If FibBase.fEncrypted is 1 and FibBase.fObfuscation is 0, the file is encrypted by using either Office Binary Document RC4 Encryption or Office Binary Document RC4 CryptoAPI Encryption, with the EncryptionHeader stored in the first FibBase.lKey bytes of the Table stream. The EncryptionHeader.EncryptionVersionInfo specifies which encryption mechanism was used to encrypt the file.
File Structure
A binary Word file in its originality is an OLE compound file that comprises of several storages and streams. These storages and streams have their own structure and sizes, that specify the parameters for writing and reading. These are:
WordDocument Stream
This stream contains the document text and other information referenced from other parts of the file. The stream has no predefined structure other than the FIB at the beginning which is mandatory and should be at offset 0. This stream must not be larger than 2147 MB.
1TableStream or 0TableStream
A binary Word file can contain Table Streams known as 1Table stream or 0Table stream. Atleast one of these should be present in the document. However, if a document contains both 1Table and 0Table streams, only the stream referenced by base.fWhichTblStm is used. The unreferenced stream MUST be ignored. The Table Stream MUST NOT be larger than 2147 MB.
Data Stream
The Data stream has no predefined structure. It contains data that is referenced from the FIB or from other parts of the file. This stream need not be present if there are no references to it. The Data stream MUST NOT be larger than 2147 MB.
Object Pool Storage
The Object Pool storage contains storages for embedded OLE objects. This storage need not be present if there are no embedded OLE objects in the document.
Custom XML Data Storage
The Custom XML Data storage is an optional storage whose name MUST be “MsoDataStore”.

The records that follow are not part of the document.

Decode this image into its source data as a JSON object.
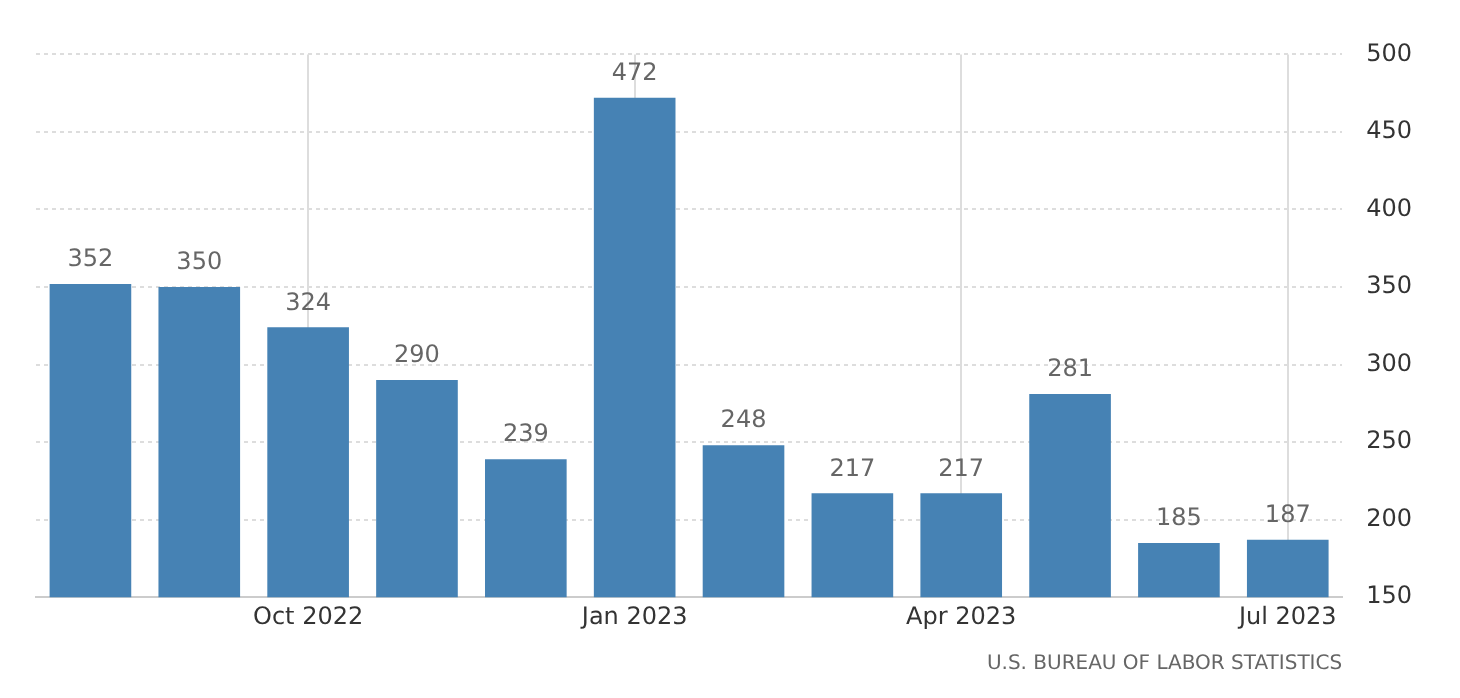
{
  "chart_data": {
    "type": "bar",
    "categories": [
      null,
      null,
      "Oct 2022",
      null,
      null,
      "Jan 2023",
      null,
      null,
      "Apr 2023",
      null,
      null,
      "Jul 2023"
    ],
    "values": [
      352,
      350,
      324,
      290,
      239,
      472,
      248,
      217,
      217,
      281,
      185,
      187
    ],
    "color": "#4682b4",
    "ylim": [
      150,
      500
    ],
    "yticks": [
      150,
      200,
      250,
      300,
      350,
      400,
      450,
      500
    ],
    "grid": true,
    "data_labels": true,
    "annotations": [
      "U.S. BUREAU OF LABOR STATISTICS"
    ]
  }
}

Summary Information Stream
The Summary Information stream is an optional stream whose name MUST be “\005SummaryInformation”, where \005 is the character with value 0x0005, and not the string literal “\005”.
Document Summary Information Stream
The Document Summary Information stream is an optional stream whose name MUST be “\005DocumentSummaryInformation”, where \005 is the character with value 0x0005, not the string literal “\005”.
Encryption Stream
The Encryption stream is an optional stream whose name MUST be “encryption”. This stream MUST NOT be present unless both of the following conditions are met:
- The document is encrypted with Office Binary Document RC4 CryptoAPI Encryption.
- The fDocProps value is set in the EncryptionHeader.Flags.
Macros Storage
The Macros storage is an optional storage that contains the macros for the file. If present, it MUST be a Project Root Storage.
XML Signatures Storage
The XML signatures storage is an optional storage whose name MUST be “_xmlsignatures”.
Signatures Stream
The signatures stream is an optional stream whose name MUST be “_signatures”. This stream contains digital signatures.
Information Rights Management Data Space Storage
The Information Rights Management Data Space storage is an optional storage whose name MUST be “\006DataSpaces”, where \006 is the character with value 0x0006, and not the string literal “\006”. If this storage is present, the Protected Content Stream MUST also be present. If this storage is present, all specified streams and storages other than this storage and the Protected Content Stream SHOULD be read from the Protected Content Stream as specified in [MS-OFFCRYPTO] and if any of those streams and storages exist outside of the Protected Content Stream, they SHOULD be ignored.
Protected Content Stream
The Protected Content Stream is an optional stream whose name MUST be “\009DRMContent”, where \009 is the character with value 0x0009, and not the string literal “\009”. If this stream is present, the Information Rights Management Data Space Storage MUST also be present.